Genauso übrigens wie die Tatsache, dass ich (inzwischen) mehrere Paar Pumps besitze, Turnschuhe für drinnen und draußen, Stiefel warm, Stiefel mittelwarm, Stiefel chic, mehrere Kleider, die ich selten trage, von ca. 5000 Büchern ganz zu schweigen. Ich habe vielleicht 40 Bilder an den Wänden und ungefähr 50 verschiedene Kerzenständer, um den Tisch unterschiedlich einzudecken. Dazu kistenweise Anhänger für den Weihnachtsbaum, über Jahre und Jahrzehnte in unterschiedlichen Ländern zusammengengesammelt, darunter viele Geschenke und daher mit Erinnerungen an Menschen und Orte erfüllt.

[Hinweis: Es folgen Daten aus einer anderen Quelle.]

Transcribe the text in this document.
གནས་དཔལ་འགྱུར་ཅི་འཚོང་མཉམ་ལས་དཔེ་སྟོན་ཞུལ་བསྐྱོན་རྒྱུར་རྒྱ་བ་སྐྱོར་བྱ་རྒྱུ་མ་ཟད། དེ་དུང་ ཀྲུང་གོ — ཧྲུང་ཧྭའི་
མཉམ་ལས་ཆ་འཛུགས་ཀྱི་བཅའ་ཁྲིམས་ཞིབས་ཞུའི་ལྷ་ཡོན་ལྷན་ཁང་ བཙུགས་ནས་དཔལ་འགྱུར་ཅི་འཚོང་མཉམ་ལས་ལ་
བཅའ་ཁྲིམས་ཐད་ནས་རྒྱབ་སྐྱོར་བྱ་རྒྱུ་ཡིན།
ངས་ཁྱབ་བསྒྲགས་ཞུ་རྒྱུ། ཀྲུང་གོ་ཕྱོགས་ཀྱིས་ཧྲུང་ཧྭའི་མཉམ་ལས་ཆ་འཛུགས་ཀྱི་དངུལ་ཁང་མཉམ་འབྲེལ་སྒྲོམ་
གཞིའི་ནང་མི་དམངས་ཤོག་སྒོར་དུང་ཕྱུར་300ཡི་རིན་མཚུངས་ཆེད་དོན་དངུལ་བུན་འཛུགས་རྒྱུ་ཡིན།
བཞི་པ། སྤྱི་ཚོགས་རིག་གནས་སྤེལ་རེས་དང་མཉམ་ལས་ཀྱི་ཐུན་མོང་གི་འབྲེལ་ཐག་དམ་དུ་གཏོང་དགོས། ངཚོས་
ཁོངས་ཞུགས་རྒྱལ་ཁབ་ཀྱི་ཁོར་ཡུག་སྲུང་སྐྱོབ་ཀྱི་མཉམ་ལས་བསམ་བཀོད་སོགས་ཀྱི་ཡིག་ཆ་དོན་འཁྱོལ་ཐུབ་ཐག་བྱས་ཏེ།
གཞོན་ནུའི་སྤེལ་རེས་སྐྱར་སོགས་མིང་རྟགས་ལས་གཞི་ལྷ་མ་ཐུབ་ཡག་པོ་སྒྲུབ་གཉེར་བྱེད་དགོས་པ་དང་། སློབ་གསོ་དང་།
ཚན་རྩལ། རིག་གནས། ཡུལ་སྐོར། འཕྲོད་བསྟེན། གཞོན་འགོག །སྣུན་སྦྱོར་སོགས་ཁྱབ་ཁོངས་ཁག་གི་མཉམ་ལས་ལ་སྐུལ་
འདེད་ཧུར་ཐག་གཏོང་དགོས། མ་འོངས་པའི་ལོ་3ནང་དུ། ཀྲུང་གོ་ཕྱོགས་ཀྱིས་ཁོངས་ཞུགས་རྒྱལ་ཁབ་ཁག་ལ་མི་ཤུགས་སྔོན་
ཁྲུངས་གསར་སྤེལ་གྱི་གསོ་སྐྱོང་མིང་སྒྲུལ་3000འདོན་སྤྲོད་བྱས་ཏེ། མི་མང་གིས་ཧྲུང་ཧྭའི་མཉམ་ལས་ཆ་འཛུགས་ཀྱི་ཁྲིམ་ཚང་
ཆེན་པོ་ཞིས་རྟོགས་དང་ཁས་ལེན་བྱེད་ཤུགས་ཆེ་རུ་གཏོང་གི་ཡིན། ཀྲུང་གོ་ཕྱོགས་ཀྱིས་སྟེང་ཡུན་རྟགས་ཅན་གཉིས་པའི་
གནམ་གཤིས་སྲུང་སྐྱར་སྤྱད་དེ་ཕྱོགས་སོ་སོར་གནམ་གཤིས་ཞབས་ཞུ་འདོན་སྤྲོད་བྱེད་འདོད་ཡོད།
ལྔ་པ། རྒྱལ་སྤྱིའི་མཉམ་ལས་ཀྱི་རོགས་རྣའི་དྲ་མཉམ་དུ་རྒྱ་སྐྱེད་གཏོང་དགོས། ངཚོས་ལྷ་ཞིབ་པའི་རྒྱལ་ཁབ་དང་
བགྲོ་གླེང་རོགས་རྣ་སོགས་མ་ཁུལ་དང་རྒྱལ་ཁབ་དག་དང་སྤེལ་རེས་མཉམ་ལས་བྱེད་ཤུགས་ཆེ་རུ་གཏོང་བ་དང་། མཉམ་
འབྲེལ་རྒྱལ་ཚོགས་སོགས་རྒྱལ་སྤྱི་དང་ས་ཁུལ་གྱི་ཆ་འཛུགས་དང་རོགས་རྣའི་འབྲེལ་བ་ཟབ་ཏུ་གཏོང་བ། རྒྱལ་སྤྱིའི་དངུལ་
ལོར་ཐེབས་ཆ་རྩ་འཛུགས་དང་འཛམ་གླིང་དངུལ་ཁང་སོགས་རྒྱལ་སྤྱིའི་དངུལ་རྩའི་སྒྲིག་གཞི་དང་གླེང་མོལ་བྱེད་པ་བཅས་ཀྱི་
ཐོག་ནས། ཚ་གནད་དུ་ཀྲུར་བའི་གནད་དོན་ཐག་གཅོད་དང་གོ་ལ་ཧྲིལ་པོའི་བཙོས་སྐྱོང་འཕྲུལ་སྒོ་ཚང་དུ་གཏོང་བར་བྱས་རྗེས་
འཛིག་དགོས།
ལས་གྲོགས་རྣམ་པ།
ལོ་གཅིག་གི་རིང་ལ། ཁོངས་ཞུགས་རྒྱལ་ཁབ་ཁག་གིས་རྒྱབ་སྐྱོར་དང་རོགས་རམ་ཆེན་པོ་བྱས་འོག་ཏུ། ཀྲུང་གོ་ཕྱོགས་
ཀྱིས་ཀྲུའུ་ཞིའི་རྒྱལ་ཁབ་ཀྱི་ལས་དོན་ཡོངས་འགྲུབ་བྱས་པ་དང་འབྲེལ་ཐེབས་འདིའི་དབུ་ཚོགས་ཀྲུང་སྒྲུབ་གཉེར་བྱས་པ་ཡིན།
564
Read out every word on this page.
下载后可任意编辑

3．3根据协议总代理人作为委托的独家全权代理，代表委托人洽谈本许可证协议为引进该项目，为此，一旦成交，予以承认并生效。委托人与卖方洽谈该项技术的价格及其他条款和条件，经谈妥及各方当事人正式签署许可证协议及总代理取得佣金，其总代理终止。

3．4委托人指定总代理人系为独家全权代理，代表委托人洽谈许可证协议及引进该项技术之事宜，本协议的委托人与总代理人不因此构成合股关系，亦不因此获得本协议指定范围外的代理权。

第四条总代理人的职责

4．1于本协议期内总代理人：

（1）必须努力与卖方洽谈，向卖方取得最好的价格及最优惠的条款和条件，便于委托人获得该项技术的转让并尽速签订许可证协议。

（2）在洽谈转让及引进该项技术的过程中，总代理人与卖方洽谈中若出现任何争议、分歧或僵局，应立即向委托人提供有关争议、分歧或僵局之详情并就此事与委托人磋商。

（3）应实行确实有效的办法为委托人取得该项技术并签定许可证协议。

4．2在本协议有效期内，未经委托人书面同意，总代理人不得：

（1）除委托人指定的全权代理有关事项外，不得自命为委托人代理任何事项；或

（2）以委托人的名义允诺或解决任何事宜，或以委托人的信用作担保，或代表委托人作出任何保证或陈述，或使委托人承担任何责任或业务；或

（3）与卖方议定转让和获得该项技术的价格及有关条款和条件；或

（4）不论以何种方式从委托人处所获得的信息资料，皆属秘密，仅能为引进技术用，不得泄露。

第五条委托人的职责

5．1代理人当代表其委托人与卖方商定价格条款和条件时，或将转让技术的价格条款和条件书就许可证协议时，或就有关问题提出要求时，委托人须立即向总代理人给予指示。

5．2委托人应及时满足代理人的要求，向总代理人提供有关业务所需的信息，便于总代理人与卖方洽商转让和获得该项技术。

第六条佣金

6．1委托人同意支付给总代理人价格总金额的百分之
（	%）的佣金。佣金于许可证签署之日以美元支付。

Notwendig? Nein, natürlich nicht!

Stimmt, Kölnisch Wasser ist billiger als Diaghilev. Die Bilder an unseren Wänden haben auch unterschiedlich viel gekostet, eines davon zum Beispiel Leinwand und ein paar Flaschen Wein für einen malenden Freund. Für jedes einzelne wurde von uns mit gleicher Sorgfalt und Liebe der Platz gesucht, der ihm am meisten gerecht wird. Jedes davon erfüllt mich mit tiefer Freude und keines davon möchte ich missen. An jedem einzelnen hängen Erinnerungen: Die Arbeit eines Freundes, ein Bild, das ich meinem Mann zu unserem dritten Hochzeitstag schenkte, ein Geschenk seiner inzwischen verstorbenen Großmutter zu seinem dreißigsten Geburtstag oder ein Mitbringsel seiner Eltern von einer Reise. Monetärer Wert? Keine Ahnung, interessiert mich nicht. Diese Bilder sind keine Geldanlage, sondern wir leben mit ihnen und sie machen uns Freude. Wenn ich sie betrachte, hat mich in all den Jahren nie die Frage beschäftigt, ob sie das Geld, das wir dafür ausgegeben haben, wirklich WERT sind – oder ob sie im Lauf der Zeit an (monetärem) Wert gewonnen oder verloren haben. Ganz abgesehen davon, dass ich mich an den ursprünglichen Preis ja ohnehin nicht mehr erinnere.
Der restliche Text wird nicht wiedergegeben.